Aunque no se especifique el tiempo exacto concedido a las lágrimas, esto también es válido para un locutorio de los comunes y ejemplificador en general: si midiéramos la duración de nuestros lamentos como si un aparato midiera los minutos, quizás alcanzaríamos un modo de comunicación más claro y eficaz. El alejamiento ayuda a despojarse de lo sobrante, como sucede al armar la valija para tomar el avión. Dejar su país implica desprenderse de una sobrecarga de quejidos. Es un aprendizaje que nos prepara para toda eventualidad, cosa que en el momento mundial por el que atravesamos no viene mal. El aceitunero de marras se extendió todo lo que pudo pero hacia adentro, no a lo largo. Estos dramas requieren un estilo inevitablemente lacónico que también es digno de ocupar, como el nuevo sainete, un sitio en la mejor biblioteca.

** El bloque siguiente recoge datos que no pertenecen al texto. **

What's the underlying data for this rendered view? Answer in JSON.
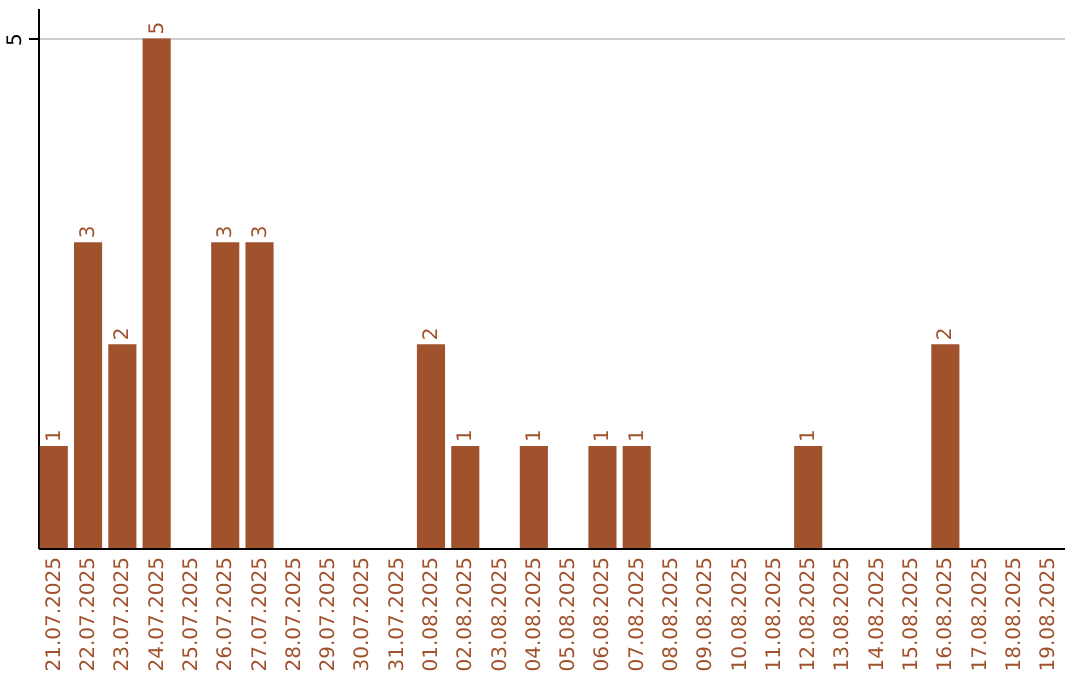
{
  "chart_data": {
    "type": "bar",
    "categories": [
      "21.07.2025",
      "22.07.2025",
      "23.07.2025",
      "24.07.2025",
      "25.07.2025",
      "26.07.2025",
      "27.07.2025",
      "28.07.2025",
      "29.07.2025",
      "30.07.2025",
      "31.07.2025",
      "01.08.2025",
      "02.08.2025",
      "03.08.2025",
      "04.08.2025",
      "05.08.2025",
      "06.08.2025",
      "07.08.2025",
      "08.08.2025",
      "09.08.2025",
      "10.08.2025",
      "11.08.2025",
      "12.08.2025",
      "13.08.2025",
      "14.08.2025",
      "15.08.2025",
      "16.08.2025",
      "17.08.2025",
      "18.08.2025",
      "19.08.2025"
    ],
    "values": [
      1,
      3,
      2,
      5,
      0,
      3,
      3,
      0,
      0,
      0,
      0,
      2,
      1,
      0,
      1,
      0,
      1,
      1,
      0,
      0,
      0,
      0,
      1,
      0,
      0,
      0,
      2,
      0,
      0,
      0
    ],
    "value_labels": [
      "1",
      "3",
      "2",
      "5",
      null,
      "3",
      "3",
      null,
      null,
      null,
      null,
      "2",
      "1",
      null,
      "1",
      null,
      "1",
      "1",
      null,
      null,
      null,
      null,
      "1",
      null,
      null,
      null,
      "2",
      null,
      null,
      null
    ],
    "color": "#a0522d",
    "ylim": [
      0,
      5.3
    ],
    "yticks": [
      5
    ],
    "grid": "y"
  }
}
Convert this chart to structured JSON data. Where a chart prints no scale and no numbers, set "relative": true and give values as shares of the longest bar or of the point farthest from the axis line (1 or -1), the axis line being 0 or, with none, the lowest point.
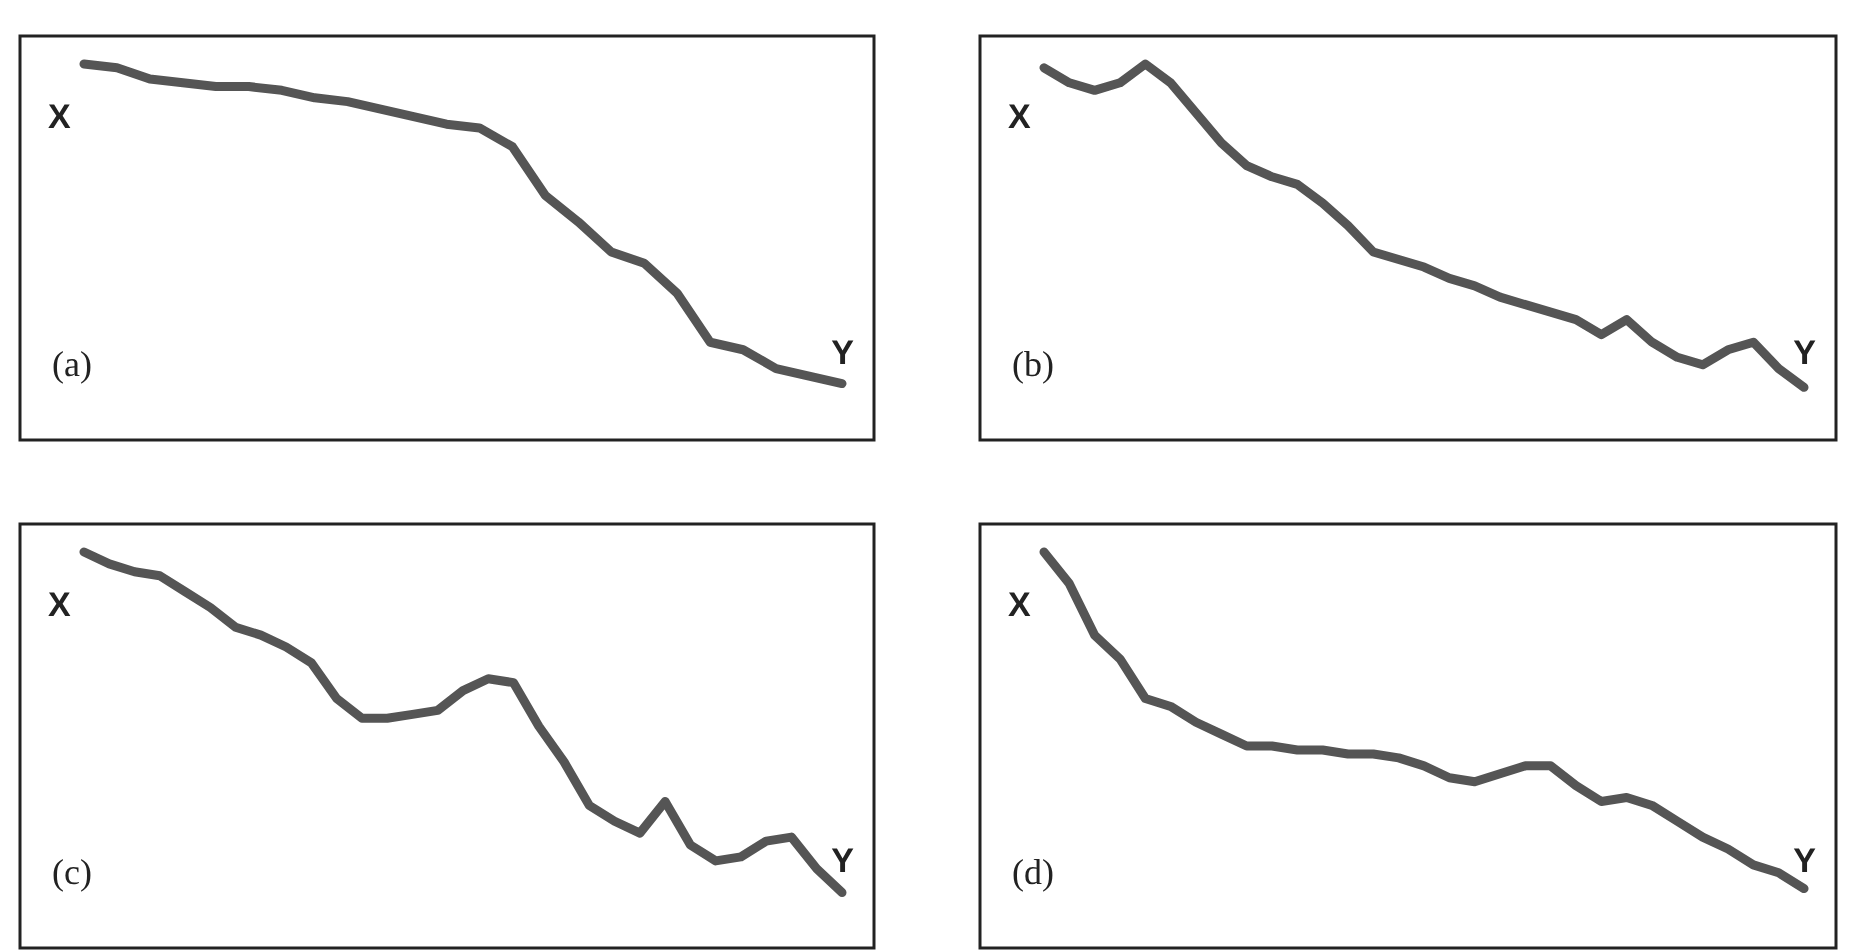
{
  "chart_data": [
    {
      "type": "line",
      "relative": true,
      "annotations": [
        "X",
        "Y",
        "(a)"
      ],
      "categories": [
        null,
        null,
        null,
        null,
        null,
        null,
        null,
        null,
        null,
        null,
        null,
        null,
        null,
        null,
        null,
        null,
        null,
        null,
        null,
        null,
        null,
        null,
        null,
        null
      ],
      "series": [
        {
          "color": "#555555",
          "values": [
            1,
            0.99,
            0.96,
            0.95,
            0.94,
            0.94,
            0.93,
            0.91,
            0.9,
            0.88,
            0.86,
            0.84,
            0.83,
            0.78,
            0.65,
            0.58,
            0.5,
            0.47,
            0.39,
            0.26,
            0.24,
            0.19,
            0.17,
            0.15
          ]
        }
      ]
    },
    {
      "type": "line",
      "relative": true,
      "annotations": [
        "X",
        "Y",
        "(b)"
      ],
      "categories": [
        null,
        null,
        null,
        null,
        null,
        null,
        null,
        null,
        null,
        null,
        null,
        null,
        null,
        null,
        null,
        null,
        null,
        null,
        null,
        null,
        null,
        null,
        null,
        null,
        null,
        null,
        null,
        null,
        null,
        null,
        null
      ],
      "series": [
        {
          "color": "#555555",
          "values": [
            0.99,
            0.95,
            0.93,
            0.95,
            1,
            0.95,
            0.87,
            0.79,
            0.73,
            0.7,
            0.68,
            0.63,
            0.57,
            0.5,
            0.48,
            0.46,
            0.43,
            0.41,
            0.38,
            0.36,
            0.34,
            0.32,
            0.28,
            0.32,
            0.26,
            0.22,
            0.2,
            0.24,
            0.26,
            0.19,
            0.14
          ]
        }
      ]
    },
    {
      "type": "line",
      "relative": true,
      "annotations": [
        "X",
        "Y",
        "(c)"
      ],
      "categories": [
        null,
        null,
        null,
        null,
        null,
        null,
        null,
        null,
        null,
        null,
        null,
        null,
        null,
        null,
        null,
        null,
        null,
        null,
        null,
        null,
        null,
        null,
        null,
        null,
        null,
        null,
        null,
        null,
        null,
        null,
        null
      ],
      "series": [
        {
          "color": "#555555",
          "values": [
            1,
            0.97,
            0.95,
            0.94,
            0.9,
            0.86,
            0.81,
            0.79,
            0.76,
            0.72,
            0.63,
            0.58,
            0.58,
            0.59,
            0.6,
            0.65,
            0.68,
            0.67,
            0.56,
            0.47,
            0.36,
            0.32,
            0.29,
            0.37,
            0.26,
            0.22,
            0.23,
            0.27,
            0.28,
            0.2,
            0.14
          ]
        }
      ]
    },
    {
      "type": "line",
      "relative": true,
      "annotations": [
        "X",
        "Y",
        "(d)"
      ],
      "categories": [
        null,
        null,
        null,
        null,
        null,
        null,
        null,
        null,
        null,
        null,
        null,
        null,
        null,
        null,
        null,
        null,
        null,
        null,
        null,
        null,
        null,
        null,
        null,
        null,
        null,
        null,
        null,
        null,
        null,
        null,
        null
      ],
      "series": [
        {
          "color": "#555555",
          "values": [
            1,
            0.92,
            0.79,
            0.73,
            0.63,
            0.61,
            0.57,
            0.54,
            0.51,
            0.51,
            0.5,
            0.5,
            0.49,
            0.49,
            0.48,
            0.46,
            0.43,
            0.42,
            0.44,
            0.46,
            0.46,
            0.41,
            0.37,
            0.38,
            0.36,
            0.32,
            0.28,
            0.25,
            0.21,
            0.19,
            0.15
          ]
        }
      ]
    }
  ]
}
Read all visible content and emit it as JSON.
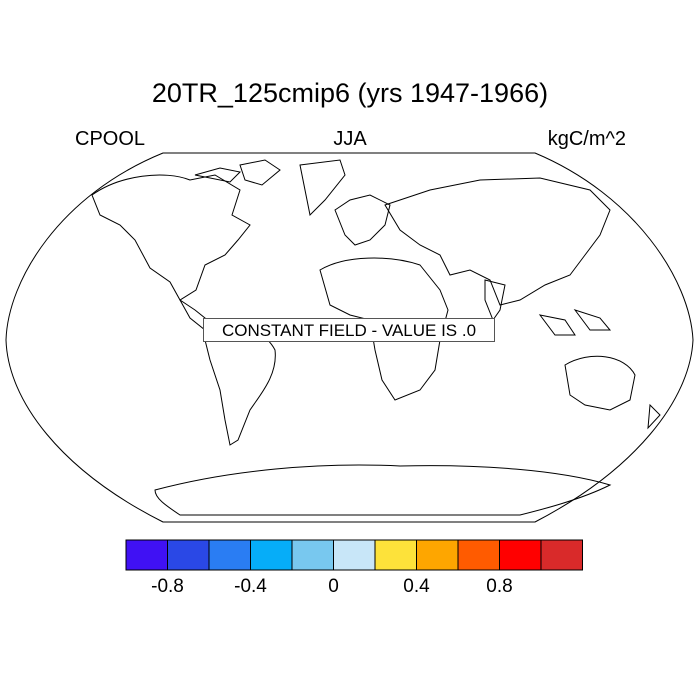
{
  "title": "20TR_125cmip6 (yrs 1947-1966)",
  "left_label": "CPOOL",
  "center_label": "JJA",
  "right_label": "kgC/m^2",
  "annotation": "CONSTANT FIELD - VALUE IS .0",
  "colorbar": {
    "colors": [
      "#4011f4",
      "#2a48e6",
      "#2a7df3",
      "#06adf8",
      "#78c8ef",
      "#c8e6f8",
      "#fde23a",
      "#fea600",
      "#ff5b00",
      "#ff0000",
      "#d92a2a"
    ],
    "tick_labels": [
      "-0.8",
      "-0.4",
      "0",
      "0.4",
      "0.8"
    ]
  }
}
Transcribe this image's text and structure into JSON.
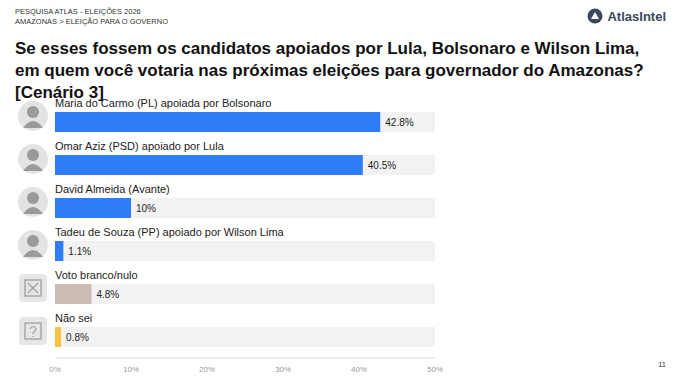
{
  "chart_data": {
    "type": "bar",
    "orientation": "horizontal",
    "header": [
      "PESQUISA ATLAS - ELEIÇÕES 2026",
      "AMAZONAS > ELEIÇÃO PARA O GOVERNO"
    ],
    "logo": "AtlasIntel",
    "title": "Se esses fossem os candidatos apoiados por Lula, Bolsonaro e Wilson Lima, em quem você votaria nas próximas eleições para governador do Amazonas? [Cenário 3]",
    "page_number": "11",
    "categories": [
      "Maria do Carmo (PL) apoiada por Bolsonaro",
      "Omar Aziz (PSD) apoiado por Lula",
      "David Almeida (Avante)",
      "Tadeu de Souza (PP) apoiado por Wilson Lima",
      "Voto branco/nulo",
      "Não sei"
    ],
    "values": [
      42.8,
      40.5,
      10,
      1.1,
      4.8,
      0.8
    ],
    "value_labels": [
      "42.8%",
      "40.5%",
      "10%",
      "1.1%",
      "4.8%",
      "0.8%"
    ],
    "colors": [
      "#2f7df6",
      "#2f7df6",
      "#2f7df6",
      "#2f7df6",
      "#cbbcb3",
      "#f6c445"
    ],
    "xlim": [
      0,
      50
    ],
    "xticks": [
      {
        "value": 0,
        "label": "0%"
      },
      {
        "value": 10,
        "label": "10%"
      },
      {
        "value": 20,
        "label": "20%"
      },
      {
        "value": 30,
        "label": "30%"
      },
      {
        "value": 40,
        "label": "40%"
      },
      {
        "value": 50,
        "label": "50%"
      }
    ],
    "data_labels": true,
    "grid": false
  }
}
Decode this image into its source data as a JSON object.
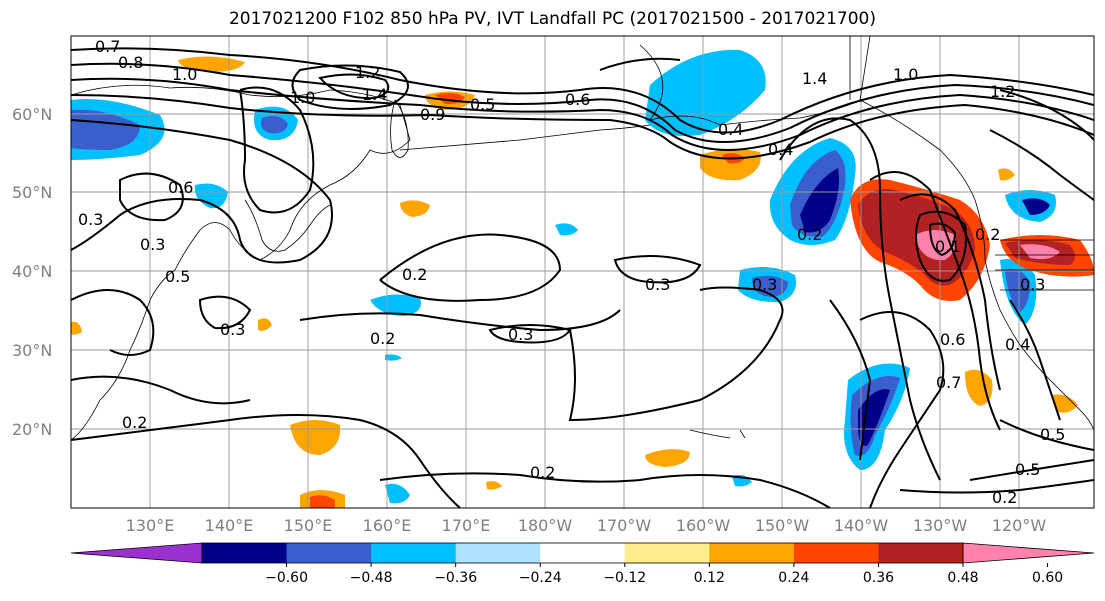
{
  "title": "2017021200 F102 850 hPa PV, IVT Landfall PC (2017021500 - 2017021700)",
  "lat_labels": [
    "60°N",
    "50°N",
    "40°N",
    "30°N",
    "20°N"
  ],
  "lon_labels": [
    "130°E",
    "140°E",
    "150°E",
    "160°E",
    "170°E",
    "180°W",
    "170°W",
    "160°W",
    "150°W",
    "140°W",
    "130°W",
    "120°W"
  ],
  "colorbar": {
    "colors": [
      "#9b30d0",
      "#00008b",
      "#3a5fcd",
      "#00bfff",
      "#b0e2ff",
      "#ffffff",
      "#ffec8b",
      "#ffa500",
      "#ff4500",
      "#b22222",
      "#ff82ab"
    ],
    "tick_labels": [
      "−0.60",
      "−0.48",
      "−0.36",
      "−0.24",
      "−0.12",
      "0.12",
      "0.24",
      "0.36",
      "0.48",
      "0.60"
    ]
  },
  "contour_labels": [
    "0.7",
    "0.8",
    "1.0",
    "1.2",
    "1.4",
    "1.0",
    "0.6",
    "0.5",
    "0.9",
    "1.4",
    "1.0",
    "1.2",
    "0.4",
    "0.6",
    "0.3",
    "0.3",
    "0.5",
    "0.2",
    "0.3",
    "0.3",
    "0.3",
    "0.2",
    "0.3",
    "0.2",
    "0.2",
    "0.2",
    "0.4",
    "0.6",
    "0.7",
    "0.5",
    "0.5",
    "0.2",
    "0.4",
    "0.3",
    "0.1",
    "0.2"
  ]
}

¿La desocupación que avanza por el mundo con botas de siete leguas conseguirá frenar la inmigración y, con ella, cerrar las puertas de los locutorios en los países por ahora más prósperos?

¿Se volverá a La Paz o a Cochabamba el héroe de nuestra historia? No lo veo seguro, aunque se lo desee con toda el alma. Si se me permite disentir con la telenovela, los ricos también lloran pero con menos derecho. Para los otros, en ciertos períodos que a menudo son largos, quedarse en casa es un lujo y regresar, o yegresar, también.

Cuanta más crisis haya, más creatividad, inventiva, ingenio y coraje tendrán que ser desplegados, por doloroso y sacrificado que resulte, de donde se desprende más tendencia a zarpar y menos a volver sobre sus pasos. Una vez que se han ido, los desesperados suelen permanecer anclados en un viaje que no cesa.

Al estallar la crisis de 2001 entre nosotros, siempre tan precursores, rompí el chanchito para pagarle lo que le adeudaba a mi empleada peruana. Ella no tenía hijos pero le mandaba a la madre. El dinero de la inmigración, guardado en el colchón y enviado, de preferencia, a través de viajeros amigos por no pagar la comisión, es la primera fuente de divisas del Tercer Mundo.

Meneando la cabeza con pena le pregunté si ahora, en vista del corralito, se volvía al Perú. "¿Al Perú? No, señora, no puedo -me contestó azorada como si le propusiera comprarse un pozo de petróleo-, me voy a Miami." Y ante mis ojos redondos aclaró: "Yo nunca puse plata en el banco".